Descripción del proyecto
In this project the properties of hadronic matter with emergent non-linear saturation phenomena at extremely large parton densities are theoretically determined. This is achieved by studying Quantum Chromodynamics (QCD), describing the strong interactions between quarks and gluons, at high energies.
There are solid theoretical arguments formulated in the Color Glass Condensate (CGC) effective field theory to suggest that saturation effects play a major role in hadronic interactions at high energies. However, so far no clear signal of gluon saturation have been observed. This will change when the Electron-Ion Collider (EIC) starts to measure photon-mediated electron-nucleus collisions allowing for precision studies of high density hadronic matter in heavy nuclei.
We develop the CGC approach to high-energy QCD to the level where, for the first time, multiple scattering processes can be simultaneously described from the unified framework at next-to-leading order accuracy. These developments are necessary to bring the theoretical framework to the level required to probe non-linear dynamics in the EIC era.
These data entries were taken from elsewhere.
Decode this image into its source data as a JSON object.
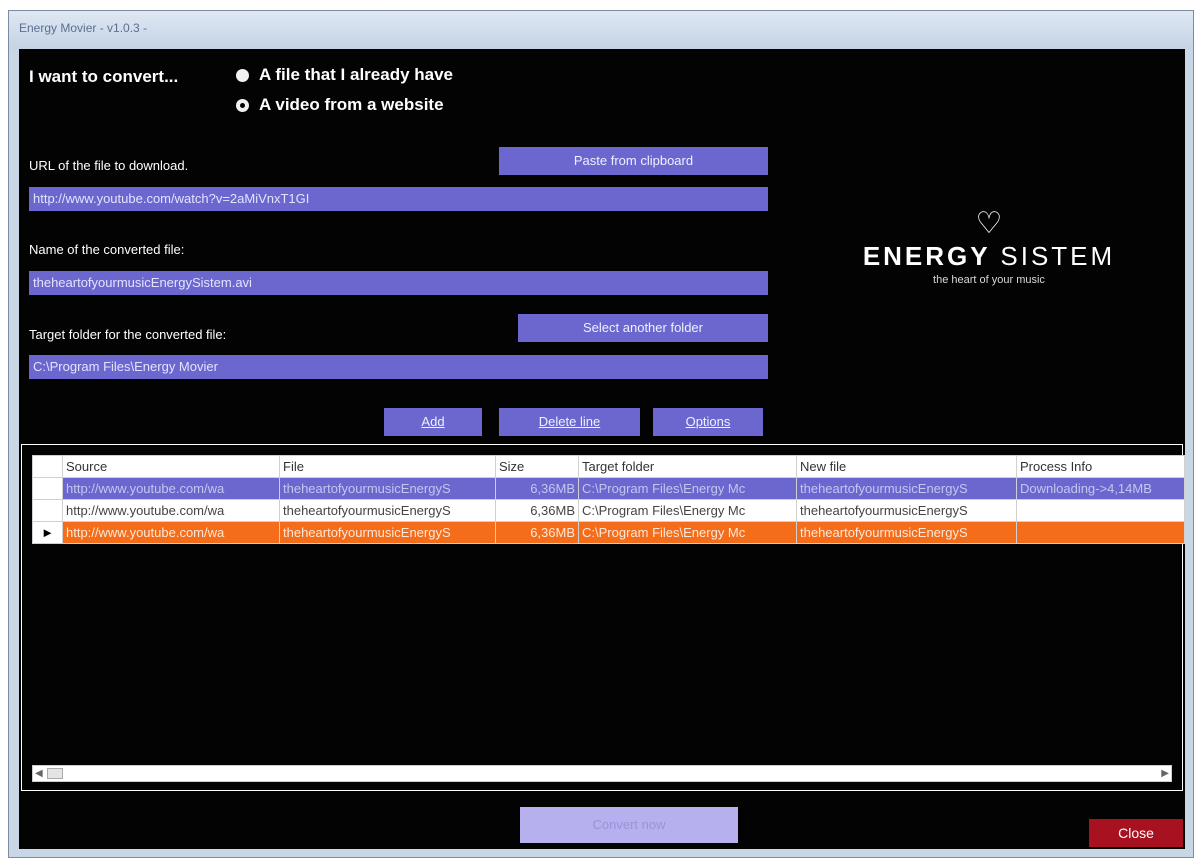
{
  "window": {
    "title": "Energy Movier - v1.0.3 -"
  },
  "convert": {
    "label": "I want to convert...",
    "option_file": "A file that I already have",
    "option_video": "A video from a website"
  },
  "url": {
    "label": "URL of the file to download.",
    "value": "http://www.youtube.com/watch?v=2aMiVnxT1GI"
  },
  "paste_button": "Paste from clipboard",
  "name": {
    "label": "Name of the converted file:",
    "value": "theheartofyourmusicEnergySistem.avi"
  },
  "target": {
    "label": "Target folder for the converted file:",
    "value": "C:\\Program Files\\Energy Movier"
  },
  "select_folder_button": "Select another folder",
  "actions": {
    "add": "Add",
    "delete": "Delete line",
    "options": "Options"
  },
  "logo": {
    "brand_bold": "ENERGY",
    "brand_light": "SISTEM",
    "tagline": "the heart of your music"
  },
  "table": {
    "columns": [
      "Source",
      "File",
      "Size",
      "Target folder",
      "New file",
      "Process Info"
    ],
    "rows": [
      {
        "source": "http://www.youtube.com/wa",
        "file": "theheartofyourmusicEnergyS",
        "size": "6,36MB",
        "target": "C:\\Program Files\\Energy Mc",
        "new_file": "theheartofyourmusicEnergyS",
        "info": "Downloading->4,14MB",
        "selected": false
      },
      {
        "source": "http://www.youtube.com/wa",
        "file": "theheartofyourmusicEnergyS",
        "size": "6,36MB",
        "target": "C:\\Program Files\\Energy Mc",
        "new_file": "theheartofyourmusicEnergyS",
        "info": "",
        "selected": false
      },
      {
        "source": "http://www.youtube.com/wa",
        "file": "theheartofyourmusicEnergyS",
        "size": "6,36MB",
        "target": "C:\\Program Files\\Energy Mc",
        "new_file": "theheartofyourmusicEnergyS",
        "info": "",
        "selected": true
      }
    ],
    "row_marker": "►"
  },
  "convert_now": "Convert now",
  "close": "Close",
  "colors": {
    "accent": "#6b67cf",
    "highlight": "#f36d1b",
    "close": "#a8111f",
    "background": "#030303"
  }
}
We extract the non-perturbative proton structure from global analyses and determine if non-linear QCD dynamics is observable in current collider energies. We calculate predictions for the EIC and determine how different processes at the EIC probe gluon saturation. Before the EIC, photon-induced processes at high energies are available at the LHC in ultra peripheral collisions that we use to extract, for the first time, the effect of non-linear dynamics on the nuclear high-energy structure at NLO accuracy.
The fundamentally important results are applied to develop a new description for the initial condition of heavy ion collisions where Quark Gluon Plasma (QGP) is produced. We determine the effect of NLO initial state description on the extraction of fundamental QGP properties, and quantify the synergies between the LHC heavy ion program and future EIC.